Let $X$ be the set of all real-valued functions $x$ on the interval $[0,1]$ and let $x \leq y$ mean that $x(t) \leq y(t)$ for all $t \in [0,1]$. Does it define a partial ordering/ total ordering? Does $X$ have maximal elements?
So, to show that $ \leq $ is a partial ordering on $X$:
i)It's clear that for all $x(t)$ in the interval, $x(t) \leq x(t)$.
ii)$x(t) \leq y(t)$ and $x(t) \geq y(t)$ implies that $x(t) =y(t)$.

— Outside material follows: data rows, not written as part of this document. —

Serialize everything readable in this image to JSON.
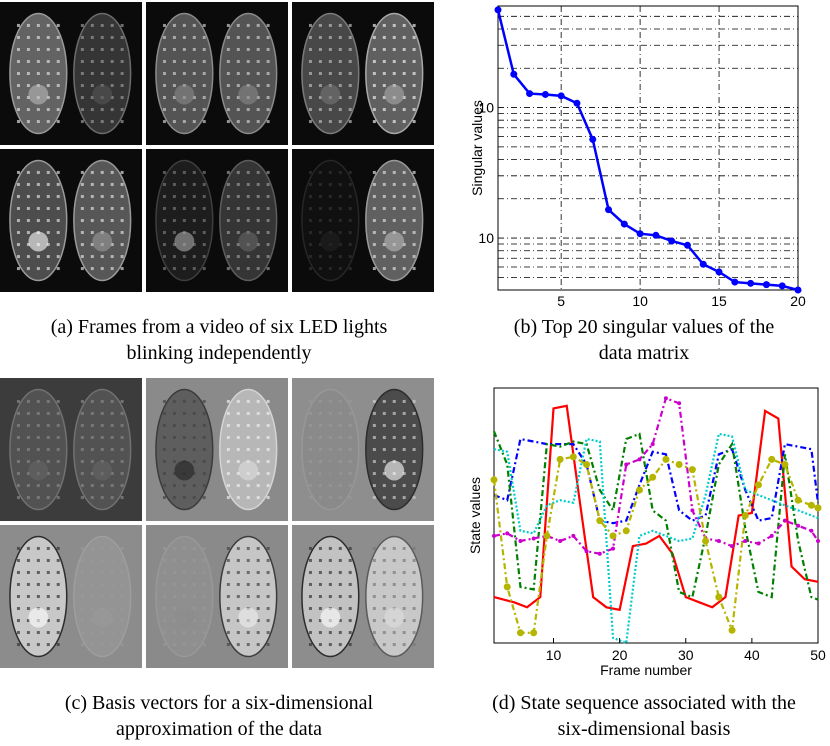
{
  "captions": {
    "a": [
      "(a) Frames from a video of six LED lights",
      "blinking independently"
    ],
    "b": [
      "(b) Top 20 singular values of the",
      "data matrix"
    ],
    "c": [
      "(c) Basis vectors for a six-dimensional",
      "approximation of the data"
    ],
    "d": [
      "(d) State sequence associated with the",
      "six-dimensional basis"
    ]
  },
  "chart_data": [
    {
      "type": "line",
      "panel": "b",
      "ylabel": "Singular values",
      "xlabel": "",
      "yscale": "log",
      "xlim": [
        1,
        20
      ],
      "ylim": [
        4,
        600
      ],
      "xticks": [
        "5",
        "10",
        "15",
        "20"
      ],
      "yticks": [
        "10^1",
        "10^2"
      ],
      "grid": true,
      "color": "#0000ff",
      "x": [
        1,
        2,
        3,
        4,
        5,
        6,
        7,
        8,
        9,
        10,
        11,
        12,
        13,
        14,
        15,
        16,
        17,
        18,
        19,
        20
      ],
      "y": [
        560,
        180,
        128,
        126,
        123,
        108,
        57,
        16.5,
        12.8,
        10.8,
        10.5,
        9.5,
        8.8,
        6.3,
        5.5,
        4.6,
        4.5,
        4.4,
        4.3,
        4.0
      ]
    },
    {
      "type": "line",
      "panel": "d",
      "xlabel": "Frame number",
      "ylabel": "State values",
      "xlim": [
        1,
        50
      ],
      "ylim": [
        0,
        1
      ],
      "xticks": [
        "10",
        "20",
        "30",
        "40",
        "50"
      ],
      "grid": false,
      "series": [
        {
          "color": "#ff0000",
          "x": [
            1,
            4,
            6,
            8,
            10,
            12,
            14,
            16,
            18,
            20,
            22,
            24,
            26,
            28,
            30,
            32,
            34,
            36,
            38,
            40,
            42,
            44,
            46,
            48,
            50
          ],
          "y": [
            0.18,
            0.16,
            0.14,
            0.18,
            0.92,
            0.93,
            0.55,
            0.18,
            0.14,
            0.13,
            0.38,
            0.39,
            0.42,
            0.35,
            0.18,
            0.16,
            0.14,
            0.18,
            0.5,
            0.51,
            0.91,
            0.88,
            0.3,
            0.25,
            0.24
          ]
        },
        {
          "color": "#0000ff",
          "x": [
            1,
            3,
            5,
            7,
            9,
            11,
            13,
            15,
            17,
            19,
            21,
            23,
            25,
            27,
            29,
            31,
            33,
            35,
            37,
            39,
            41,
            43,
            45,
            47,
            49,
            50
          ],
          "y": [
            0.58,
            0.56,
            0.8,
            0.79,
            0.78,
            0.78,
            0.78,
            0.7,
            0.48,
            0.47,
            0.48,
            0.62,
            0.75,
            0.74,
            0.52,
            0.48,
            0.5,
            0.74,
            0.76,
            0.6,
            0.48,
            0.49,
            0.78,
            0.77,
            0.76,
            0.55
          ]
        },
        {
          "color": "#008000",
          "x": [
            1,
            3,
            5,
            7,
            9,
            11,
            13,
            15,
            17,
            19,
            21,
            23,
            25,
            27,
            29,
            31,
            33,
            35,
            37,
            39,
            41,
            43,
            45,
            47,
            49,
            50
          ],
          "y": [
            0.83,
            0.7,
            0.22,
            0.21,
            0.78,
            0.77,
            0.79,
            0.78,
            0.6,
            0.52,
            0.8,
            0.82,
            0.52,
            0.48,
            0.2,
            0.18,
            0.42,
            0.7,
            0.78,
            0.45,
            0.2,
            0.18,
            0.74,
            0.4,
            0.18,
            0.17
          ]
        },
        {
          "color": "#00cccc",
          "x": [
            1,
            3,
            5,
            7,
            9,
            11,
            13,
            15,
            17,
            19,
            21,
            23,
            25,
            27,
            29,
            31,
            33,
            35,
            37,
            39,
            41,
            43,
            45,
            47,
            49,
            50
          ],
          "y": [
            0.76,
            0.75,
            0.44,
            0.43,
            0.54,
            0.56,
            0.55,
            0.8,
            0.79,
            0.02,
            0.0,
            0.42,
            0.44,
            0.42,
            0.4,
            0.41,
            0.58,
            0.82,
            0.81,
            0.6,
            0.58,
            0.56,
            0.54,
            0.52,
            0.5,
            0.49
          ]
        },
        {
          "color": "#cc00cc",
          "x": [
            1,
            3,
            5,
            7,
            9,
            11,
            13,
            15,
            17,
            19,
            21,
            23,
            25,
            27,
            29,
            31,
            33,
            35,
            37,
            39,
            41,
            43,
            45,
            47,
            49,
            50
          ],
          "y": [
            0.42,
            0.43,
            0.4,
            0.41,
            0.42,
            0.4,
            0.42,
            0.36,
            0.35,
            0.37,
            0.7,
            0.72,
            0.78,
            0.96,
            0.94,
            0.52,
            0.41,
            0.4,
            0.38,
            0.4,
            0.39,
            0.42,
            0.48,
            0.46,
            0.44,
            0.4
          ]
        },
        {
          "color": "#b5b500",
          "x": [
            1,
            3,
            5,
            7,
            9,
            11,
            13,
            15,
            17,
            19,
            21,
            23,
            25,
            27,
            29,
            31,
            33,
            35,
            37,
            39,
            41,
            43,
            45,
            47,
            49,
            50
          ],
          "y": [
            0.64,
            0.22,
            0.04,
            0.04,
            0.42,
            0.72,
            0.73,
            0.7,
            0.48,
            0.42,
            0.44,
            0.6,
            0.65,
            0.72,
            0.7,
            0.68,
            0.4,
            0.18,
            0.05,
            0.5,
            0.62,
            0.72,
            0.7,
            0.56,
            0.54,
            0.53
          ]
        }
      ]
    }
  ]
}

iii)If $x(t) \leq y(t)$ and $y(t) \leq z(t)$ then we get $x(t) \leq z(t)$
How can we show that $\leq$ is a total ordering and what are the maximal elements? Can we say that the function $g(t) = 1$ is a maximal element? or is it an upper bound? Edit: I think it's not a total order since we may not able to compare any two elements.
Hint For $\leq$ to be a total order, we must be able to order all real-valued functions on $[0,1]$. But what about
$$x(t) = t$$ $$y(t) = 1-t$$
Can we say that $x \leq y$ or that $y \leq x$? Or neither? (What does that mean?)